Les 210 mégawatts restants ont fait l’objet d’un appel d’offres lancé en novembre 2017, pour la réalisation d’un projet moins ambitieux dans le cadre du “régime d’autorisations” qualifié par les experts “d’étape d’apprentissage”. Il s’agit de réaliser dix projets d’une capacité globale de 200 mégawatts d’électricité à partir des énergies vertes. Ce sont des petits projets d’une capacité maximale de 30 mégawatts pour chaque projet éolien et de 10 mégawatts pour le solaire.

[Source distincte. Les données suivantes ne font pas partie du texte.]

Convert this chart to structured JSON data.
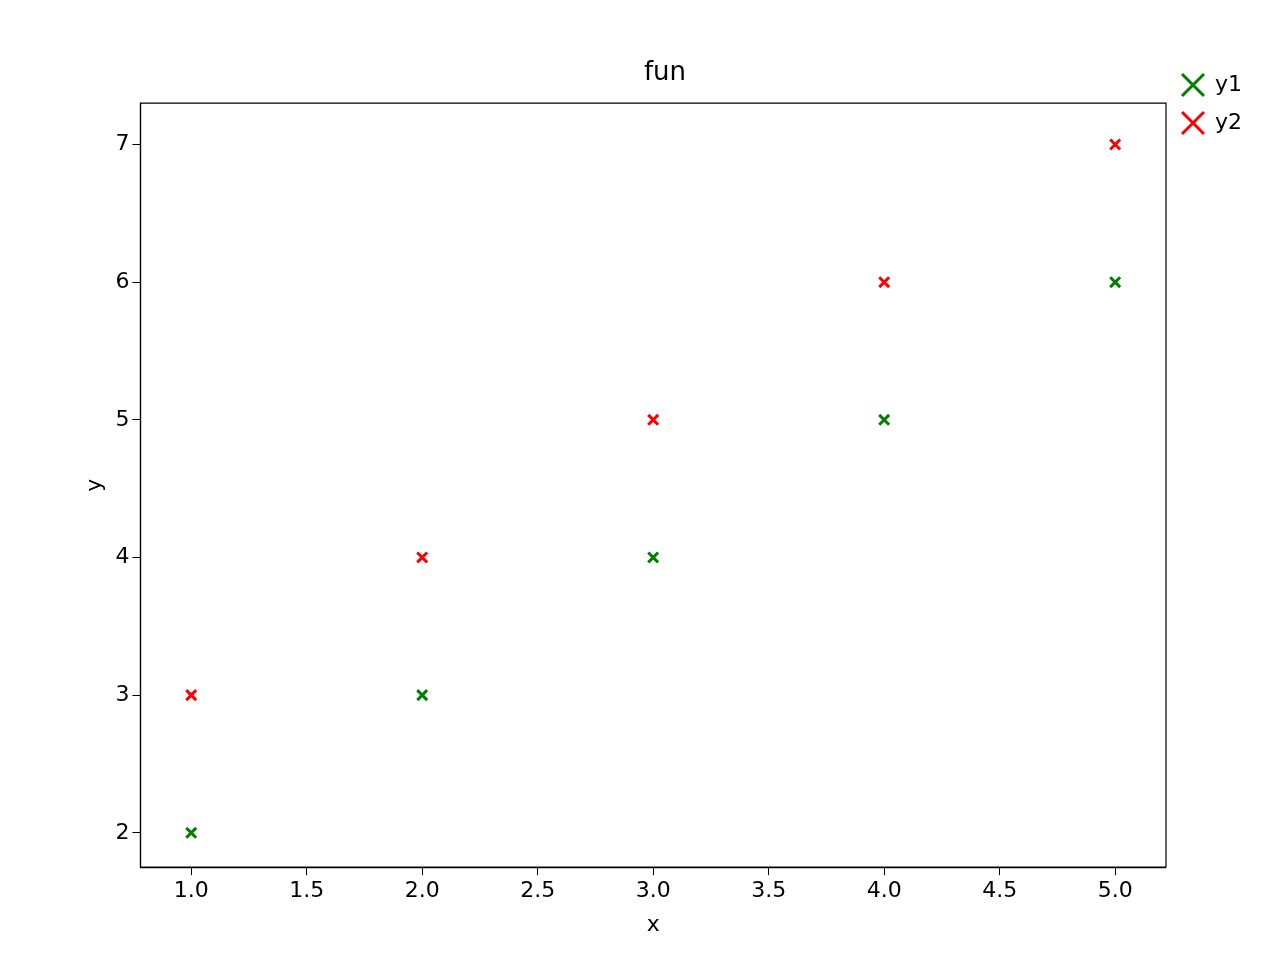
{
  "chart_data": {
    "type": "scatter",
    "title": "fun",
    "xlabel": "x",
    "ylabel": "y",
    "x": [
      1,
      2,
      3,
      4,
      5
    ],
    "series": [
      {
        "name": "y1",
        "color": "#008000",
        "values": [
          2,
          3,
          4,
          5,
          6
        ]
      },
      {
        "name": "y2",
        "color": "#ff0000",
        "values": [
          3,
          4,
          5,
          6,
          7
        ]
      }
    ],
    "xlim": [
      0.78,
      5.22
    ],
    "xticks": [
      {
        "value": 1,
        "label": "1.0"
      },
      {
        "value": 1.5,
        "label": "1.5"
      },
      {
        "value": 2,
        "label": "2.0"
      },
      {
        "value": 2.5,
        "label": "2.5"
      },
      {
        "value": 3,
        "label": "3.0"
      },
      {
        "value": 3.5,
        "label": "3.5"
      },
      {
        "value": 4,
        "label": "4.0"
      },
      {
        "value": 4.5,
        "label": "4.5"
      },
      {
        "value": 5,
        "label": "5.0"
      }
    ],
    "ylim": [
      1.75,
      7.3
    ],
    "yticks": [
      2,
      3,
      4,
      5,
      6,
      7
    ],
    "grid": false,
    "legend": "top right",
    "marker": "cross"
  }
}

La mobilisation de financements, bien qu’elle ne pose pas grand problème dans la mesure où pratiquement tous les bailleurs de fonds engagés dans la lutte contre le réchauffement climatique (COP21) sont disposés à financer de tels projets, va cependant demander du temps.

Cette période va permettre surtout à la STEG, du moins selon son PDG, Moncef Harrabi, de se préparer et de mettre en place la logistique requise pour l’intégration, dans son réseau de distribution, l’électricité produite à partir des énergies renouvelables.

Les énergies propres pour relayer le pétrole

D’ici là, sous la pression de l’aggravation du déficit de la balance énergétique par l’effet de la flambée du cours du prix baril de pétrole -lequel atteint aujourd’hui les 78 dollars contre des prévisions budgétaires calculées sur la base de 54 dollars le baril-, les Tunisiens motorisés vont devoir accepter de nouvelles augmentations du prix du carburant, au moins jusqu’à la fin de l’année.

La situation devrait s’améliorer à partir du premier trimestre 2019, à la faveur de l’entrée en production d’un gros projet gazier, le projet Nawara dénommé aussi “Gaz du Sud“.

La nouvelle a été annoncée, au cours de ce séminaire, par Mohamed Matoussi, PDG de l’ETAP, qui a indiqué que le degré d’avancement des travaux de réalisation de ce projet a atteint les 90%. Il ajouté que ce gisement va assurer 17% des besoins du pays en gaz naturel en produisant 2,7 millions de mètres cubes de gaz par jour et 7.000 barils de gaz condensé.

Estimé à 3 milliards de dinars environ, le coût de ce projet dont l’ETAP est copropriétaire (50%) est financé par des banques locales et par trois bailleurs de fonds (BEI, BAD, AFD) à hauteur de 400 millions de dollars.

Mohamed Matoussi a annoncé, en outre, la mise en exploitation, d’ici 2020, du gisement de gaz offshore Zarrat au large de Gabès. Ce gisement, qui produira 15.000 de barils de gaz condensé par jour et dont l’ETAP est copropriétaire à hauteur de 50%, coûtera 1,2 milliard de dollars. Ce montant sera assuré par des banques locales et par des bailleurs de fonds à hauteur de 400 millions de dollars.

L’ETAP se met au goût des énergies vertes

Cerise sur le gâteau, le PDG de l’ETAP rompt avec ses prédécesseurs qui étaient des partisans des énergies fossiles et annonce que son entreprise s’apprête à lancer, en partenariat public-privé, quatre projets d’énergies vertes : trois projets de fermes solaires (l’un avec la multinationale italienne ENI et les deux autres à son initiative au sud). Elle projette aussi de réaliser un projet éolien dont le site n’a pas encore été identifié. Il sera probablement lancé soit au nord-ouest, soit à Tataouine.

Cela pour dire que les responsables du secteur de l’énergie, en s’engageant ainsi dans la migration vers les énergies propres et renouvelables, donnent la preuve que la Tunisie est sur la bonne voie pour réaliser son indépendance énergétique et épargner ainsi aux Tunisiens l’angoisse de dépendre des aléas du marché international.